Tax Consultant and Attorney, Ali Nakyea and Associates is advising government to deal with the tax exemptions regime as that can open up the tax base and widen the tax net.

This it believes will lead to increase in domestic revenue mobilization.

In a comprehensive review of the tax policies in the 2021 Budget, Ali Nakyea and Associates said capturing of taxpayers in an economy like Ghana does not automatically widen the tax net as many do not comply with tax payment.

“In our economy, capturing of taxpayers does not automatically widen the tax net as most are merely noncompliant taxpayers that the enforcement mechanism has to necessarily catch up with. The key step in widening our tax net is dealing with the tax exemptions regime as that can open up the tax base hence widening the tax net and leading to increased domestic revenue mobilisation.”

The report revealed that “expenditure rationalization is necessary considering the challenges of the procurement system. The value for money approach is thus in order and most welcome for implementation with constant monitoring.”

This year’s budget is anchored on fiscal consolidation, amid the impact of covid-19 on government finances.

Covid-19 levy

And in a bid to contain the coronavirus pandemic, government announced covid-19 levy. The tax firm believes the levy will surely have an impact on businesses.

“This is surely going to have an impact on businesses since the NHIL is going to increase from 2.5% to 3.5%, and the VAT Flat Rate from 3% to 4%. The severity of the impact is the fact that the two are not recover[1]able by the taxpayer as a deduction from output VAT as was the case under the VAT credit system, hence the tendency to pass it on to consumers by way of an increase in prices.”

“The recommendation we offer is this, if these increases should remain and have less impact on businesses and price levels for consumers, then it is prudent to make the NHIL together with GETFund Levy recoverable as they used to be under the credit system”, it pointed out.

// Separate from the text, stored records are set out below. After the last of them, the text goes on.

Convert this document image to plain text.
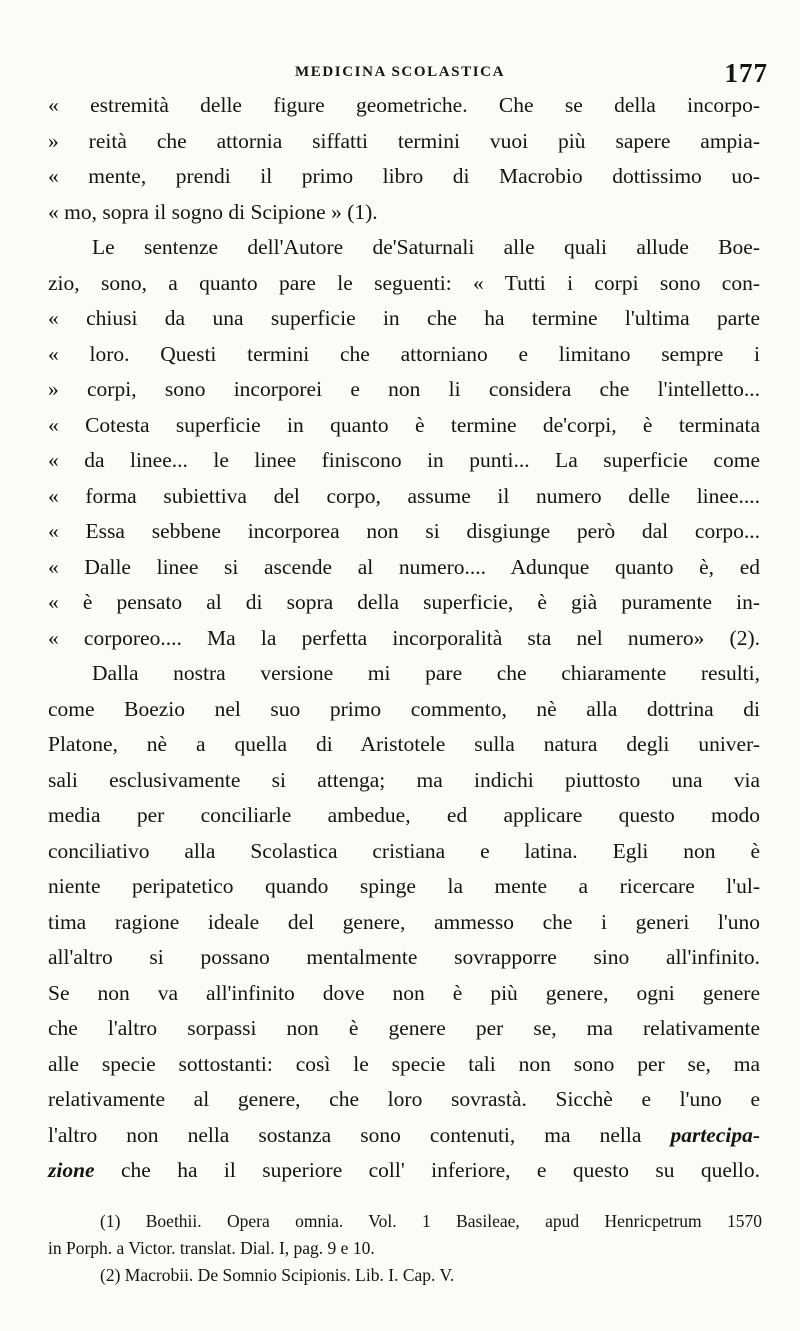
MEDICINA SCOLASTICA	177
« estremità delle figure geometriche. Che se della incorpo-
» reità che attornia siffatti termini vuoi più sapere ampia-
« mente, prendi il primo libro di Macrobio dottissimo uo-
« mo, sopra il sogno di Scipione » (1).
Le sentenze dell'Autore de'Saturnali alle quali allude Boe-
zio, sono, a quanto pare le seguenti: « Tutti i corpi sono con-
« chiusi da una superficie in che ha termine l'ultima parte
« loro. Questi termini che attorniano e limitano sempre i
» corpi, sono incorporei e non li considera che l'intelletto...
« Cotesta superficie in quanto è termine de'corpi, è terminata
« da linee... le linee finiscono in punti... La superficie come
« forma subiettiva del corpo, assume il numero delle linee....
« Essa sebbene incorporea non si disgiunge però dal corpo...
« Dalle linee si ascende al numero.... Adunque quanto è, ed
« è pensato al di sopra della superficie, è già puramente in-
« corporeo.... Ma la perfetta incorporalità sta nel numero» (2).
Dalla nostra versione mi pare che chiaramente resulti,
come Boezio nel suo primo commento, nè alla dottrina di
Platone, nè a quella di Aristotele sulla natura degli univer-
sali esclusivamente si attenga; ma indichi piuttosto una via
media per conciliarle ambedue, ed applicare questo modo
conciliativo alla Scolastica cristiana e latina. Egli non è
niente peripatetico quando spinge la mente a ricercare l'ul-
tima ragione ideale del genere, ammesso che i generi l'uno
all'altro si possano mentalmente sovrapporre sino all'infinito.
Se non va all'infinito dove non è più genere, ogni genere
che l'altro sorpassi non è genere per se, ma relativamente
alle specie sottostanti: così le specie tali non sono per se, ma
relativamente al genere, che loro sovrastà. Sicchè e l'uno e
l'altro non nella sostanza sono contenuti, ma nella partecipa-
zione che ha il superiore coll' inferiore, e questo su quello.
(1) Boethii. Opera omnia. Vol. 1 Basileae, apud Henricpetrum 1570
in Porph. a Victor. translat. Dial. I, pag. 9 e 10.
(2) Macrobii. De Somnio Scipionis. Lib. I. Cap. V.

Energy Sector Recovery Levy

On the Energy Sector Recovery Levy, it said together with the Special Petroleum Tax are necessary to help address the energy debt and revive the economy.

However, is noted that “the question is whether we can hold on to it this time around and not succumb to pressures from the impact, as it is a necessary levy and tax for the revival of the economy”.

Financial Sector Levy

Due to the financial sector clean-up, government spent about GH¢21 billion to clean the sector.

This compelled it to introduce a 5.0% profit before tax on banks earnings.

But Ali-Nakyea and Associates says the banks are already overburden with the 5.0% Fiscal Stabilization Levy.

Other tax measures

Regarding other revenue measures, it welcomed the increases in road tolls and the gaming policy, saying, it is long overdue.

On road tolls, it said “this is another welcome policy as reviews are necessary. The only concern is the application of the revenue raised for their intended purposes as it is surprising to see the road just before and right after some toll booths being the worse segment of some roads. There is thus the need for proper monitoring and accountability of revenue raised and expended in this area”.

Regarding gaming policy, it said it is also another area the nation’s digitalisation agenda should cover to ensure tracking and tracing of online betting, among others.

However, the Ghana Revenue Authority unit handling the taxing of the digital economy needs to be involved in the policy planning, design and implementation

It also welcomed the various tax rebates in this pandemic period.

They included provision of a rebate of 30 percent on the income tax due for companies in hotels and restaurants, education, arts & entertainment, and travel and tours for the second, third and fourth quarters of 2021 and the suspension of quarterly income tax instalment payments for the second, third and fourth quarters of 2021 for small businesses using the income tax stamp system.